Off to work. Again I appreciate the attention to my patches.
Misha
Misha Koshelev wrote:
Hi Guys:
I really appreciate all the responses to my work on this bug http://bugs.winehq.org/show_bug.cgi?id=22918
Misha:
Not everyone gets or reads the wine-devel mailing list. It is good to duplicate what appears in the mailing list into the bug report that it affects. Don't expect folks to change.
However, if someone is being rude or obnoxious, please feel free to let them know.
Everyone else:
I'll be the first to bite on this: Please be friendly. I know that I've been a little uptight the last few days, but it all over how we code and what we code. Remember, folks are not going to figure out what you were doing when trying to fix a bug six months from now that was inadvertantly caused by bad coding practices. Look over your code before submitting it. Look for tabs instead of spaces, dangling or unnecessary white space, use of 'obtuse' variables (i, j, k for counters in for/do/while loops is accepted practice, count is obvious, count_for_this_loop is unnecessary), constants on the right side of if statements (why you ask? Try using =, | or & instead of ==, || or && once and see the fireworks, switch it around and you get a compiler error "cannot change constant"). Other things like using MSDN variables when we could/should use WINE....

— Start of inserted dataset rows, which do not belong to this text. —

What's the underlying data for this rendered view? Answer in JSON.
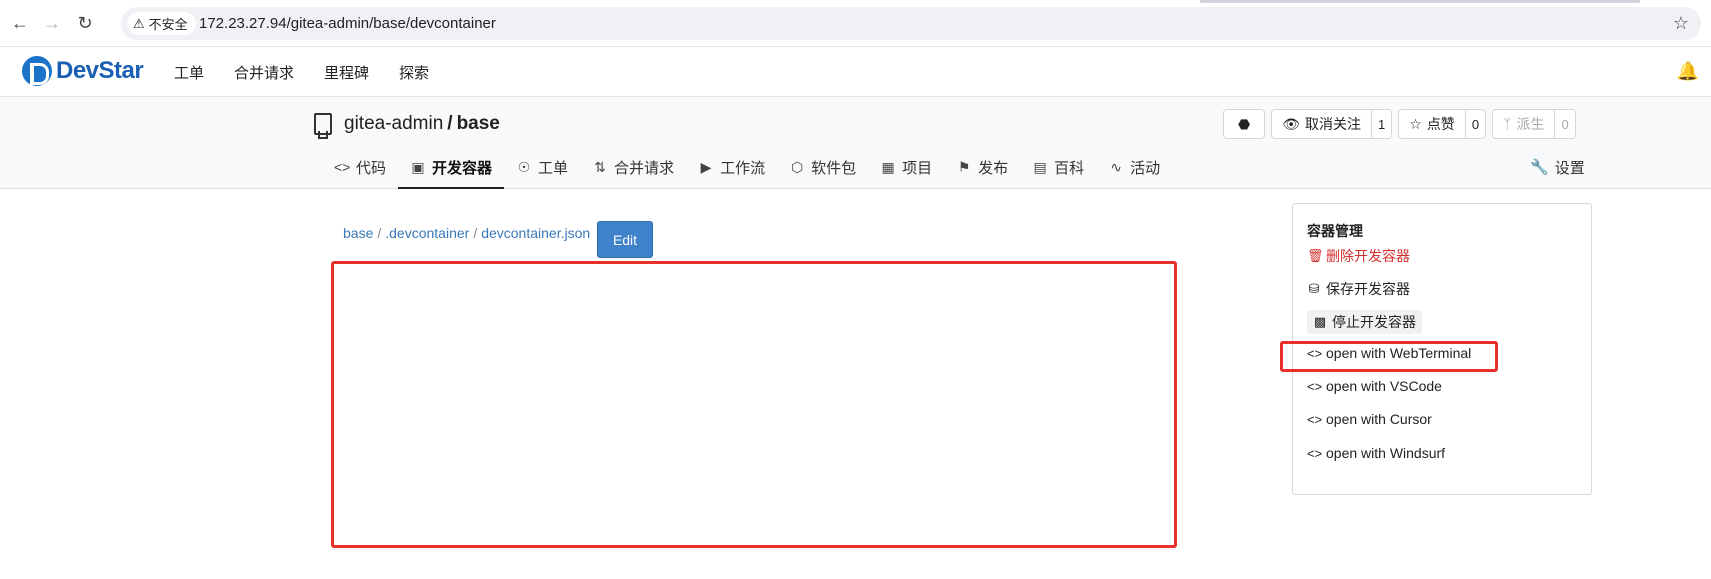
{
  "browser": {
    "insecure_label": "不安全",
    "url": "172.23.27.94/gitea-admin/base/devcontainer"
  },
  "header": {
    "logo_text": "DevStar",
    "nav": [
      "工单",
      "合并请求",
      "里程碑",
      "探索"
    ]
  },
  "repo": {
    "owner": "gitea-admin",
    "separator": "/",
    "name": "base",
    "actions": {
      "unwatch_label": "取消关注",
      "unwatch_count": "1",
      "star_label": "点赞",
      "star_count": "0",
      "fork_label": "派生",
      "fork_count": "0"
    },
    "tabs": [
      {
        "label": "代码",
        "icon": "code-icon"
      },
      {
        "label": "开发容器",
        "icon": "package-icon"
      },
      {
        "label": "工单",
        "icon": "issue-icon"
      },
      {
        "label": "合并请求",
        "icon": "pull-request-icon"
      },
      {
        "label": "工作流",
        "icon": "play-icon"
      },
      {
        "label": "软件包",
        "icon": "box-icon"
      },
      {
        "label": "项目",
        "icon": "project-icon"
      },
      {
        "label": "发布",
        "icon": "tag-icon"
      },
      {
        "label": "百科",
        "icon": "book-icon"
      },
      {
        "label": "活动",
        "icon": "pulse-icon"
      }
    ],
    "settings_label": "设置"
  },
  "content": {
    "breadcrumb": [
      "base",
      ".devcontainer",
      "devcontainer.json"
    ],
    "breadcrumb_sep": "/",
    "edit_label": "Edit"
  },
  "panel": {
    "title": "容器管理",
    "delete_label": "删除开发容器",
    "save_label": "保存开发容器",
    "stop_label": "停止开发容器",
    "open_items": [
      "open with WebTerminal",
      "open with VSCode",
      "open with Cursor",
      "open with Windsurf"
    ]
  },
  "colors": {
    "accent": "#3f82c9",
    "danger": "#d32f2f",
    "highlight": "#e8302a"
  }
}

Something that I've noticed is that some code is unnecessarily complex. Simple solutions work best and are easy to maintain. Remember, you might not be the next to touch your code.
Thank you for reading and please folks, if you want to hammer me, do it off the list. We don't need this to degrade into a flame war.
James McKenzie Coding in 'c' since 1981 Former member, WINOS/2 Former member, Project Odinn.
James McKenzie jjmckenzie51@earthlink.net writes:
I'll be the first to bite on this: Please be friendly. I know that I've been a little uptight the last few days, but it all over how we code and what we code. Remember, folks are not going to figure out what you were doing when trying to fix a bug six months from now that was inadvertantly caused by bad coding practices. Look over your code before submitting it. Look for tabs instead of spaces, dangling or unnecessary white space, use of 'obtuse' variables (i, j, k for counters in for/do/while loops is accepted practice, count is obvious, count_for_this_loop is unnecessary), constants on the right side of if statements (why you ask? Try using =, | or & instead of ==, || or && once and see the fireworks, switch it around and you get a compiler error "cannot change constant").
Writing if statements the wrong way around is silly and makes the code harder to read. Don't do that. (And no, I don't care what your programming book says on the subject).